Kleimen: «Cosí ho difeso la memoria di Eisenstein»

PORDENONE. Come dice David Robinson, direttore (ancora per qualche giorno) delle Giornate del Cinema Muto, in Naum Kleiman, a cui oggi, alle 10.45, nel Teatro Verdi di Pordenone, il festival dedica la consueta “memorial lecture”, Jonathan Dennis avrebbe sicuramente trovato «un vero fratello spirituale, nell’instancabile impegno a difesa del cinema come necessità sociale e culturale».
Dennis fu archivista esemplare e paladino della cultura del suo Paese, la Nuova Zelanda: in sua memoria, ogni anno, le Giornate organizzano un evento, declinato oggi nella proiezione del film tedesco del 2015 “Cinema: a public affair, sul Musei Kino di Mosca. Kleiman, arrivato ieri mattina da Mosca, è una figura storica e memoria del cinema russo e sovietico, autorità indiscussa su ogni aspetto della vita e del lavoro di Eisenstein. La “sua creatura” è appunto il Musei Kino di Mosca, che ha contribuito a fondare 26 anni fa.
Grazie a Kleiman, il museo, con il suo patrimonio di film, documenti storici, manufatti, è diventato una prestigiosissima istituzione culturale mondiale. Ma tutto ciò è avvenuto nella totale indifferenza della politica. «È una tradizione dei russi combattere contro il passato. Ciò che per noi è un tesoro - ci racconta Kleiman - per la politica non ha alcun significato.

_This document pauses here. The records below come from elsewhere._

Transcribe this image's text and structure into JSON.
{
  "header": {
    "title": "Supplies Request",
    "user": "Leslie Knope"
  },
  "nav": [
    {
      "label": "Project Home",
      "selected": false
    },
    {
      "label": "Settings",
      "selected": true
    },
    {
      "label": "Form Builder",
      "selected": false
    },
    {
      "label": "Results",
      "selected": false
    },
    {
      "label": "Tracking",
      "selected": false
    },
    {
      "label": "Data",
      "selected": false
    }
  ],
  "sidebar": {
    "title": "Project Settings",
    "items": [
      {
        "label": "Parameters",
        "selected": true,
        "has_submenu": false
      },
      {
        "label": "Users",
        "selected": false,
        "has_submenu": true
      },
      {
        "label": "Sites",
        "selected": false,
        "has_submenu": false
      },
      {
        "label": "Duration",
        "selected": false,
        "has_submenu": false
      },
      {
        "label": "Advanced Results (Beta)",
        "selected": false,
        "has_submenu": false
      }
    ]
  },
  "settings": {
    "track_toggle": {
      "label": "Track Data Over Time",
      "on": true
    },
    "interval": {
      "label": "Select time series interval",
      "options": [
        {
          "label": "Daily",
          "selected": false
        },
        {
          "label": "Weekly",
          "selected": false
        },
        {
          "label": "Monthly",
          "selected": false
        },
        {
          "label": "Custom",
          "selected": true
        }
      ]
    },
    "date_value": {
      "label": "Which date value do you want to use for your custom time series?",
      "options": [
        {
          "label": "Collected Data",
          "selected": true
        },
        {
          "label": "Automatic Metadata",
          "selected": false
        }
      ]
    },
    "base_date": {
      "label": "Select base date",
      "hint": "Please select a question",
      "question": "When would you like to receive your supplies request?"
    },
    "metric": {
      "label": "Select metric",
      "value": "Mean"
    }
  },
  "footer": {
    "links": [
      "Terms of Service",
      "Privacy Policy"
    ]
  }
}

Nomi sacri come Eisenstein, Vertov... In altri Paesi studiano e valorizzano l’epoca d’oro del proprio cinema, da noi no. Ciò che vogliono è soltanto un cinema che faccia soldi, come Hollywood». Un’indifferenza che è diventata ostilità nel 2005 quando il Musei Kino fu sfrattato e “pulizia culturale” di Stato nel 2014, quando il ministro della cultura russo Vladimir Medinsky, nominò un nuovo direttore: Larisa Solonitsyna, giornalista e direttrice del Sk Novosti, l’organo ufficiale dell’unione dei cineasti russi, “promuovendo” Kleiman a presidente.
Decisione irrevocabile, nonostante una petizione internazionale nata dalla stima e dall’affetto per Kleiman (da Eve Truffaut a Tilda Swinton, passando per Alberto Barbera). Tre mesi dopo Kleiman e i suoi venti collaboratori - tutta gente, come scrisse Hollywood Reporter, convinta che il cinema sia utile per creare una società libera e civile - rassegnarono le dimissioni.
Fu lo stesso Kleiman a convincere gli archivisti a tornare al proprio posto, «per non vanificare tanto lavoro». Per lui e per alcuni altri si è però fatta strada un nuovo progetto: accettando la proposta del Museo Puskin, che ha accolto il Musei Kino sotto la propria ala, è stato avviato un percorso di abbinamento dell’arte cinematografica alle altre espressioni.
«Quando rientrerò a Mosca, la sera del 12 ci sarà già la prima proiezione, il film “The death of a tea master”, abbinato a una mostra di ceramiche antiche da tè giapponesi. Abbiamo in programma una mostra su Caravaggio e relative proiezioni alla “luce” nel cinema, stiamo cercando di organizzare una retrospettiva su Luciano Emmer…». Ha una tale positiva energia Kleiman, con i suoi 78 anni portati benissimo, che considera la sua «una vita fortunata» ed è certo che nel suo Paese si affermerà la libertà d’espressione.
«Ho vissuto il periodo migliore della storia del cinema, conosciuto persone eccezionali in tutto il mondo. Uno dei miracoli del cinema è quella famiglia invisibile che si crea oltre la tua generazione, oltre il tuo Paese».